For his part, Naranjo made himself starker and fiercer, with slashes of facial tattoos along his cheeks. Like a warrior-spirit version of himself. “I’m heading for Santa Fe,” he announced, fitting the two bricks of heroin into a knapsack. “Meeting a guy. With any luck, this is my last deal. Straight arrow from here on in. Give me a ride, Ranger Rob. You can drop the others in Los Alamos on our way.”
So the fat, oily Ranger Rob drove Bill, Alan, and Susan to Los Alamos. The ranger gave Alan’s bottom a lingering pat as the computer scientist disembarked. And then he continued towards Santa Fe with Naranjo.
“I remember a good diner along here from when I was a kid,” said Burroughs, as he, Suan and Alan they tramped along a slushy strip of drive-ins. They were dressed in the sturdy aviation clothes they’d lifted along the way, each of them in a leather flight jacket. Like a team of acrobats.
“The Big Bow Wow,” continued Bill. “Specializing in chili and sopaipillas. These puffy Southwestern pastries? Unspeakably toothsome with honey. We’ll kill some time at the Bow Wow with a newspaper, and comb the classified ads.”
“Looking for what?” said Susan.
“Aren’t you teeping us?” said Burroughs. “Alan wants to get a job at LANL. The Los Alamos National Labs. And I’m thinking we ought to find an apartment.”
“All three of us together?” said Susan.
“Cheaper that way,” said Burroughs. “And we men can protect your dank furrow.”
“So delicate of you to say that,” said Susan, her voice modulating to a harsh shout. “So refined.
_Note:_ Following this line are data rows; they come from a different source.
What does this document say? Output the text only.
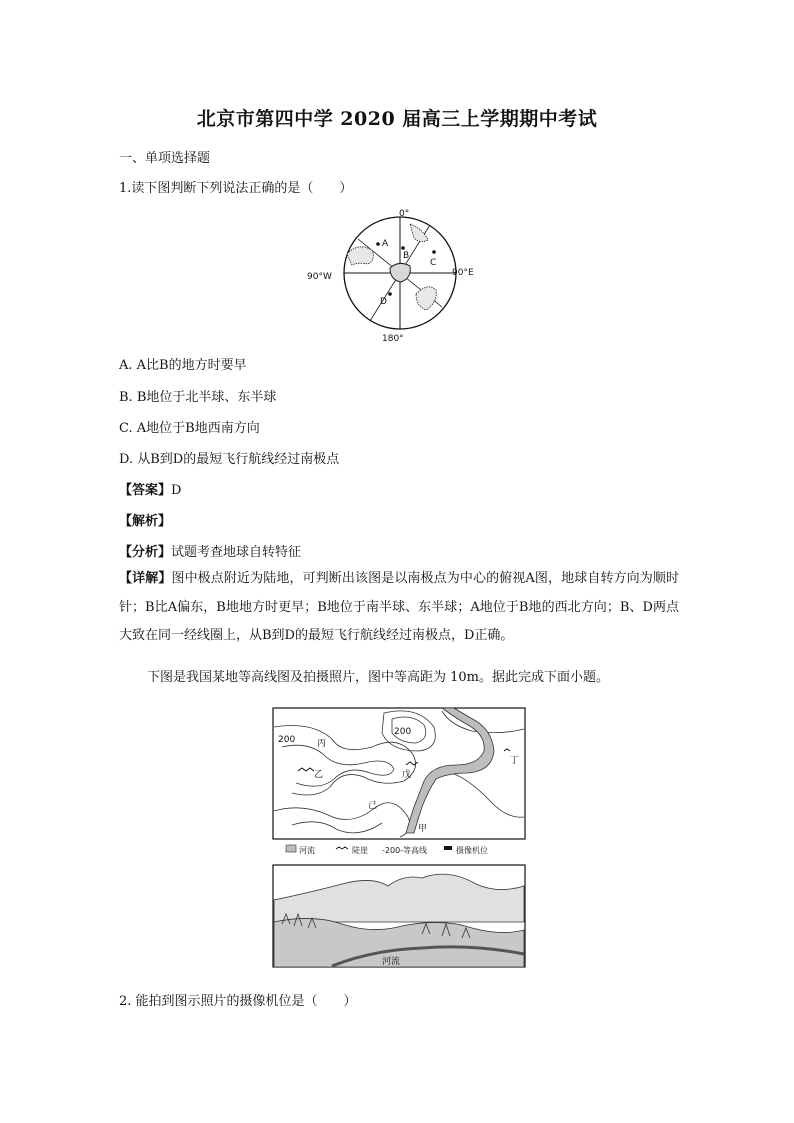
北京市第四中学 2020 届高三上学期期中考试
一、单项选择题
1.读下图判断下列说法正确的是（　　）
0°
180°
90°W	90°E
A
B
C
D
A. A比B的地方时要早
B. B地位于北半球、东半球
C. A地位于B地西南方向
D. 从B到D的最短飞行航线经过南极点
【答案】D
【解析】
【分析】试题考查地球自转特征
【详解】图中极点附近为陆地，可判断出该图是以南极点为中心的俯视A图，地球自转方向为顺时针；B比A偏东，B地地方时更早；B地位于南半球、东半球；A地位于B地的西北方向；B、D两点大致在同一经线圈上，从B到D的最短飞行航线经过南极点，D正确。
下图是我国某地等高线图及拍摄照片，图中等高距为 10m。据此完成下面小题。
200
200
丙
乙	戊
丁
甲
己
河流	陡崖 -200-等高线	摄像机位
河流
2. 能拍到图示照片的摄像机位是（　　）
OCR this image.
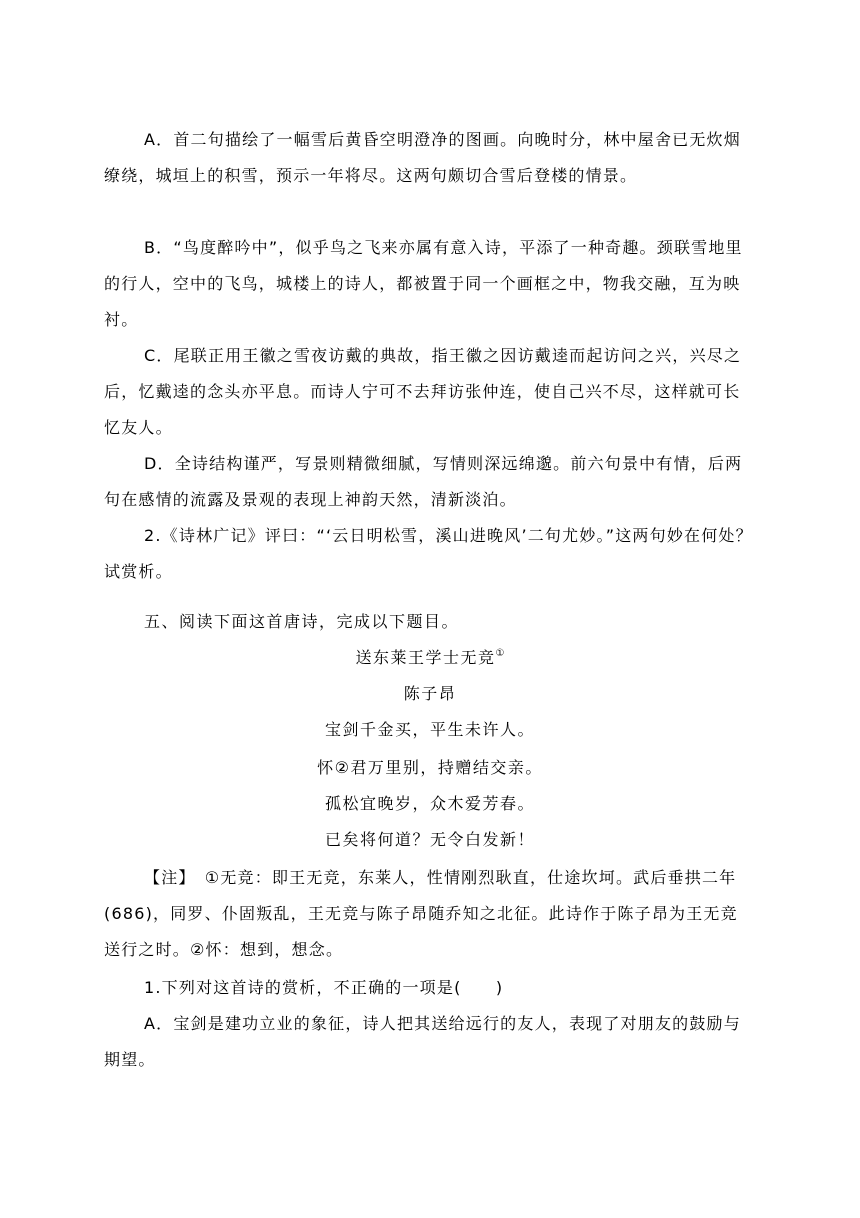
A．首二句描绘了一幅雪后黄昏空明澄净的图画。向晚时分，林中屋舍已无炊烟缭绕，城垣上的积雪，预示一年将尽。这两句颇切合雪后登楼的情景。

B．“鸟度醉吟中”，似乎鸟之飞来亦属有意入诗，平添了一种奇趣。颈联雪地里的行人，空中的飞鸟，城楼上的诗人，都被置于同一个画框之中，物我交融，互为映衬。

C．尾联正用王徽之雪夜访戴的典故，指王徽之因访戴逵而起访问之兴，兴尽之后，忆戴逵的念头亦平息。而诗人宁可不去拜访张仲连，使自己兴不尽，这样就可长忆友人。

D．全诗结构谨严，写景则精微细腻，写情则深远绵邈。前六句景中有情，后两句在感情的流露及景观的表现上神韵天然，清新淡泊。

2.《诗林广记》评曰：“‘云日明松雪，溪山进晚风’二句尤妙。”这两句妙在何处？试赏析。

五、阅读下面这首唐诗，完成以下题目。

送东莱王学士无竞①

陈子昂

宝剑千金买，平生未许人。

怀②君万里别，持赠结交亲。

孤松宜晚岁，众木爱芳春。

已矣将何道？无令白发新！

【注】　①无竞：即王无竞，东莱人，性情刚烈耿直，仕途坎坷。武后垂拱二年(686)，同罗、仆固叛乱，王无竞与陈子昂随乔知之北征。此诗作于陈子昂为王无竞送行之时。②怀：想到，想念。

1.下列对这首诗的赏析，不正确的一项是(　　)

A．宝剑是建功立业的象征，诗人把其送给远行的友人，表现了对朋友的鼓励与期望。
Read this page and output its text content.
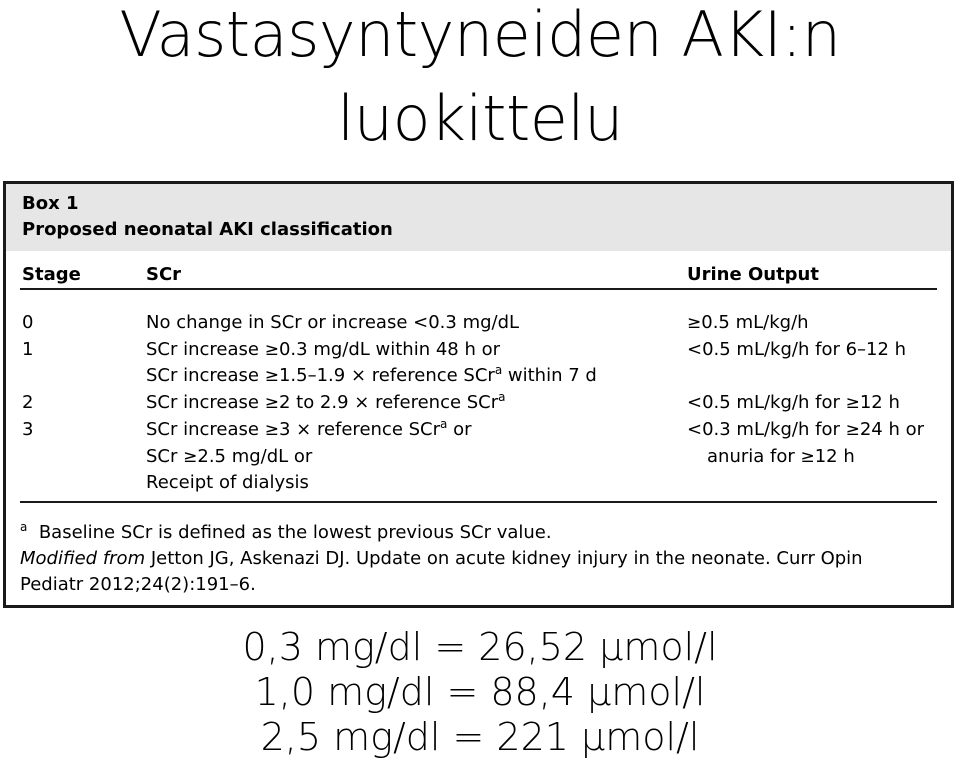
Vastasyntyneiden AKI:n
luokittelu
Box 1
Proposed neonatal AKI classification
Stage	SCr	Urine Output
0	No change in SCr or increase <0.3 mg/dL	≥0.5 mL/kg/h
1	SCr increase ≥0.3 mg/dL within 48 h or	<0.5 mL/kg/h for 6–12 h
SCr increase ≥1.5–1.9 × reference SCr$^a$ within 7 d
2	SCr increase ≥2 to 2.9 × reference SCr$^a$	<0.5 mL/kg/h for ≥12 h
3	SCr increase ≥3 × reference SCr$^a$ or	<0.3 mL/kg/h for ≥24 h or
SCr ≥2.5 mg/dL or	anuria for ≥12 h
Receipt of dialysis
$^a$ Baseline SCr is defined as the lowest previous SCr value.
Modified from Jetton JG, Askenazi DJ. Update on acute kidney injury in the neonate. Curr Opin
Pediatr 2012;24(2):191–6.
0,3 mg/dl = 26,52 μmol/l
1,0 mg/dl = 88,4 μmol/l
2,5 mg/dl = 221 μmol/l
It’s been all of two days since those pigs incinerated my poor husband.”
“Have you seen his ghost again?” asked Alan.
“Not since that first night,” said Susan. “After he saved us from the blizzard, he dropped out of sight. Even though he could have helped us in Mexico. But you know Vassar. Always gadding about. Always a new idea.” She looked tired and wretched in the day’s fading gray.
“I’m sorry,” said Bill with atypical empathy. “I overplay the tough guy routine. I’m jonesing because my skug won’t let me get loaded on Naranjo’s brown nod.”
“I’m willing to be your friend,” said Susan. “And Alan loves you. So I wouldn’t mind living with you two boys till the Apocalypse comes down. Might not be long.”
“Were you really playing acousmatics last night?” asked Bill. “After Joan shot me? To drive off the police?”
By way of answer—on non-answer—Susan distended her skugger mouth into a duck-leg trumpet and made an impossibly weird sound. Alan echoed her. For a moment, the two of them stood there blaring like Judgment Day angels.
They made their way to the Big Bow Wow and sat dipping their sopaipillas in honey and scanning the
Los Alamos Monitor
for rentals and jobs. A black and white TV on the wall was pumping out news updates, a steady flow of aggression and fear. Some pundits thought the skuggers were saucer aliens. The FBI’s J. Edgar Hoover pegged them as marijuana addicts.